Edgar Hilsenrath:
le ghetto, le barbier, les clodos et les putes.
Il y a un comique juif, une sorte d´humour noir( issu parfois de la vieille tradition yiddish), qui a nourri
la littérature européenne d´une couleur et d´une saveur qui forcent le respect.
Ils ne sont sûrement pas particulièrement nombreux les lecteurs qui s´y
connaissent mais quelques-uns d´entre eux, avec un peu de chance, auront
peut-être déjà entendu parler du Brave soldat Chveïk du Tchèque Jaroslav Hasek,
de La peste soit en Amérique de Sholem Aleikhem ou du Pentateuque ou les cinq
livres d´Isaac d´Angel Wagenstein.
Dans la lignée des noms que je viens de citer, L´Allemagne a découvert,
effarée, il y a quelques années, qu´elle comptait parmi ses écrivains un digne
héritier de cette tradition littéraire juive : Edgar Hilsenrath. Devenu
best-seller d´abord aux États-Unis où il a vécu pendant quelque temps, Edgar
Hilsenrath a enrichi son écriture de l´expérience de ses multiples errances de
par le monde.
Né en 1926 à Leipzig, Edgar Hilsenrath est issu d´une vieille famille de
commerçants, juifs naturellement. C´est néanmoins dans la ville de Halle qu´il
a grandi jusqu´à l´âge de 12 ans où «la nuit du pogrom du Reich» a poussé sa
famille (sa mère, son jeune frère et lui-même) à se refugier à Siret dans la région de Bucovine, en
Roumanie, chez ses grands-parents. L´éclosion de la guerre a empêché que son
père les eût rejoints, celui-ci ayant alors décidé de gagner la France où il
est resté pendant toute la guerre, malgré l´occupation allemande. Quant au
jeune Edgar et à sa famille, ils ont tous été déportés dans le ghetto roumain
de Mogilev-Podolsk (aujourd´hui situé en Ukraine). À la fin de la guerre, il a
tenté sa chance en Palestine grâce aux beaux soins de l´organisation de Ben
Gurion mais, sous les coups de boutoir des dures conditions économiques (il vivotait
en bricolant ici ou là), il a décidé de partir en France où sa famille s´était
entre-temps réunie. Au début des années cinquante, toute la famille a pris la
décision de rejoindre New York et c´est dans le pays de l´oncle Sam que l´on a été
témoin petit à petit à la naissance d´un
écrivain.
Dans la dèche, Edgar Hilsenrath a publié son premier roman, Nuit, non sans
mal, la direction de sa maison d´édition
ayant retiré le livre des librairies peu après la mise en vente, en vertu de la
«crudité du texte». Toujours est-il qu´Edgar Hilsenrath a poursuivi son petit
bonhomme de chemin et les livres se sont succédé en rendant tout à fait respectable celui qui fut un peu
une espèce de gueux, de clochard. Quand il est rentré en Allemagne en 1975, il
commençait déjà à faire parler de lui avant de devenir un écrivain réputé.

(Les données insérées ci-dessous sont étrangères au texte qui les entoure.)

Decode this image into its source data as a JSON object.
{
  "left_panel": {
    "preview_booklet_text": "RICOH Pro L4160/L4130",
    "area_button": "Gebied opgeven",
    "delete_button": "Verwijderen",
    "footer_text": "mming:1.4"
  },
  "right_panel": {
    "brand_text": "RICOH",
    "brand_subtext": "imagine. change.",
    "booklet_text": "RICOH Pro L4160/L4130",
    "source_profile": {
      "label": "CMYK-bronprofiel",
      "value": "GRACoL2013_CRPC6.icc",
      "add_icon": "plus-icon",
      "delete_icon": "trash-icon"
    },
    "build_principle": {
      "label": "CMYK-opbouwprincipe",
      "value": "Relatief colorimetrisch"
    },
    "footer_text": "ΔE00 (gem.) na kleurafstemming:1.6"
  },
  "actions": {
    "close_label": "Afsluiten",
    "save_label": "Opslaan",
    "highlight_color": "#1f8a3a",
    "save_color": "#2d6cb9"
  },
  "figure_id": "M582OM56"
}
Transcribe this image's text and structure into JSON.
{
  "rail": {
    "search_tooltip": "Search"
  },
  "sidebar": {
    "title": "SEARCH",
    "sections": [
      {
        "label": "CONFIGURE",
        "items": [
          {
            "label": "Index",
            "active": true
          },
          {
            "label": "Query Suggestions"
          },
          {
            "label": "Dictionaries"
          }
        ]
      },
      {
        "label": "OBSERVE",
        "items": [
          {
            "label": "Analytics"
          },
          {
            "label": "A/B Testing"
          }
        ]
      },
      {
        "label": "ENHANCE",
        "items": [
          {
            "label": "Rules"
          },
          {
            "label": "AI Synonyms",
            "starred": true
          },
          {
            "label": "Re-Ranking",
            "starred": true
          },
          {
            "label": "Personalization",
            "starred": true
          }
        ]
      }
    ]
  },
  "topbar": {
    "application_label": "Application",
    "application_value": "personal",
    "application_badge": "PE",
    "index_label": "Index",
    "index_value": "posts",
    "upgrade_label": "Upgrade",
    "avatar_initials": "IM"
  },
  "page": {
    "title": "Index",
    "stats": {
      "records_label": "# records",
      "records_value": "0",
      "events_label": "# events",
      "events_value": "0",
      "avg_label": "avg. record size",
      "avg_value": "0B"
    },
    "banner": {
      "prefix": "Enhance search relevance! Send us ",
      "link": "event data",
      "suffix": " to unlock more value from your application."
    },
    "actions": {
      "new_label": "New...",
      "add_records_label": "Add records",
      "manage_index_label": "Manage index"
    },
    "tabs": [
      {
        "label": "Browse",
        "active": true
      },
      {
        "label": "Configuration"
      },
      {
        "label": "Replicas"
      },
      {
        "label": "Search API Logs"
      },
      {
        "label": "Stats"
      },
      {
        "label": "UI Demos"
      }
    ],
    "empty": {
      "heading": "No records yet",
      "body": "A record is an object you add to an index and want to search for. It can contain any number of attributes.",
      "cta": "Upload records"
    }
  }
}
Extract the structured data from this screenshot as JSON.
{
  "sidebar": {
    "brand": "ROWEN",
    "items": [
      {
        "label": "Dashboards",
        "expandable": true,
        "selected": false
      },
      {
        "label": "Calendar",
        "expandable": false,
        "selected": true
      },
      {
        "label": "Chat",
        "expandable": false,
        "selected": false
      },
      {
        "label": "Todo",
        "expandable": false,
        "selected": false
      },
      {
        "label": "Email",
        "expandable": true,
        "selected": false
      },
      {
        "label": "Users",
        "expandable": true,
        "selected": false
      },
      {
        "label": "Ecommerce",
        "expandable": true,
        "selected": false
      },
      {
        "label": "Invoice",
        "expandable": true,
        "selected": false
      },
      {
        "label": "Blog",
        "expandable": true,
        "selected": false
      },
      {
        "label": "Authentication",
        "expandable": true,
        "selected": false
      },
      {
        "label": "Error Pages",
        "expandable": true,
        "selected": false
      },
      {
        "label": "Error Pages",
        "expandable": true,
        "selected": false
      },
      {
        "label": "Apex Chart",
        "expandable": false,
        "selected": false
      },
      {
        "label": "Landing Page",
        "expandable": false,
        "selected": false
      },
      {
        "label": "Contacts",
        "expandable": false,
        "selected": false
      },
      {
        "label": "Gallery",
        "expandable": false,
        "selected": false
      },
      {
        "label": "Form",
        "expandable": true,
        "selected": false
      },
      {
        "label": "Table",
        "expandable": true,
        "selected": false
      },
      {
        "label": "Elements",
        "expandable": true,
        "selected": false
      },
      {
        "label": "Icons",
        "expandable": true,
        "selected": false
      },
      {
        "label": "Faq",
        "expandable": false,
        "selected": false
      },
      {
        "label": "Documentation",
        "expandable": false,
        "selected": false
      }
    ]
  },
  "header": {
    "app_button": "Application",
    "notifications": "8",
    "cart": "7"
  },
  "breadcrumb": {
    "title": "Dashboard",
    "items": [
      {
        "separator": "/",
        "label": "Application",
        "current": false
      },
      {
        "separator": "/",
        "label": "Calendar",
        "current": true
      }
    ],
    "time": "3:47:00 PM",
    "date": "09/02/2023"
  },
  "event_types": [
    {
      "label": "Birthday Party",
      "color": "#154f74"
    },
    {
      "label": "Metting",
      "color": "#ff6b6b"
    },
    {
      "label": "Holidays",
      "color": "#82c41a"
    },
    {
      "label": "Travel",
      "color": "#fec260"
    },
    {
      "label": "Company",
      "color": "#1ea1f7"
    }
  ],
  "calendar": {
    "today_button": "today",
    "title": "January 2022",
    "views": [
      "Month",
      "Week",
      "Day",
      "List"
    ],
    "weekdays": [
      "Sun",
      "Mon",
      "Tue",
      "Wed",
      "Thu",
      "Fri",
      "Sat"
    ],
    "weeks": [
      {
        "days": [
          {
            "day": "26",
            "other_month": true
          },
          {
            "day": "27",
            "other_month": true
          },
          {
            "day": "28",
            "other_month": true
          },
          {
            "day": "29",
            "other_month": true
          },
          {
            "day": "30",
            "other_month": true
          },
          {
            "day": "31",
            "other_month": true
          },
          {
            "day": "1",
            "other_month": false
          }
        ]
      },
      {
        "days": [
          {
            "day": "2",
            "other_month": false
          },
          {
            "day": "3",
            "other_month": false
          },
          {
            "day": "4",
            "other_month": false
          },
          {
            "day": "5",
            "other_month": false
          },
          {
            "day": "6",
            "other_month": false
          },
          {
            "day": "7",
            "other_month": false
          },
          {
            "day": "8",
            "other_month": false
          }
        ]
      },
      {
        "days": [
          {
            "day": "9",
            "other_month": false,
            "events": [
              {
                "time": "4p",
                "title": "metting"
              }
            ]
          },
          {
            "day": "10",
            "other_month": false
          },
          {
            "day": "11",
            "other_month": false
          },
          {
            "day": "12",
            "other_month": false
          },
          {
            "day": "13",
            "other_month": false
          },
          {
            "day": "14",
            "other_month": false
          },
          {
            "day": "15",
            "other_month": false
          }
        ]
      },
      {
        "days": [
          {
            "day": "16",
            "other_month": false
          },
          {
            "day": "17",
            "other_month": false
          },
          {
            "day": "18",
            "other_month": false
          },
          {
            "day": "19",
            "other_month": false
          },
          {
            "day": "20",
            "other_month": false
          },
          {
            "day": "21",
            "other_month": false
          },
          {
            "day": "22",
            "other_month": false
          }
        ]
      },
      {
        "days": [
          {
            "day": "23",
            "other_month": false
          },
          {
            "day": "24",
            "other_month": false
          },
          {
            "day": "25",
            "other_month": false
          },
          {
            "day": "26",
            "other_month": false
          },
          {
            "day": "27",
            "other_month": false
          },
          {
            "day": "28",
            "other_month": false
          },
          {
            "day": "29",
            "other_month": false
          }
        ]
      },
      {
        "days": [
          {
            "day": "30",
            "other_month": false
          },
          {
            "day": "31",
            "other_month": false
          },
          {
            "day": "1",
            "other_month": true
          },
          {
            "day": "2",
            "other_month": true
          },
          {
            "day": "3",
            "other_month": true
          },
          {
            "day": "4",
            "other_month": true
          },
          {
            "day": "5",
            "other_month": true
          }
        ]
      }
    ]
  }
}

Son œuvre, je l´ai écrit plus haut, est imprégnée de cet humour noir
typiquement juif, satirique, sarcastique
où le tragique épouse parfois le grotesque et le burlesque.
Son œuvre est d´ailleurs de nature à susciter des remous autour notamment
de l´idée taboue selon laquelle on ne devrait nullement faire de l´humour sur le dos de la mémoire de
la tragédie de l´Holocauste et de la seconde guerre mondiale. Aussi fut-elle longtemps boycottée en
Allemagne, les observateurs n´y concevant pas que l´on puisse adopter une telle
perspective en évoquant cette période sombre de l´histoire allemande.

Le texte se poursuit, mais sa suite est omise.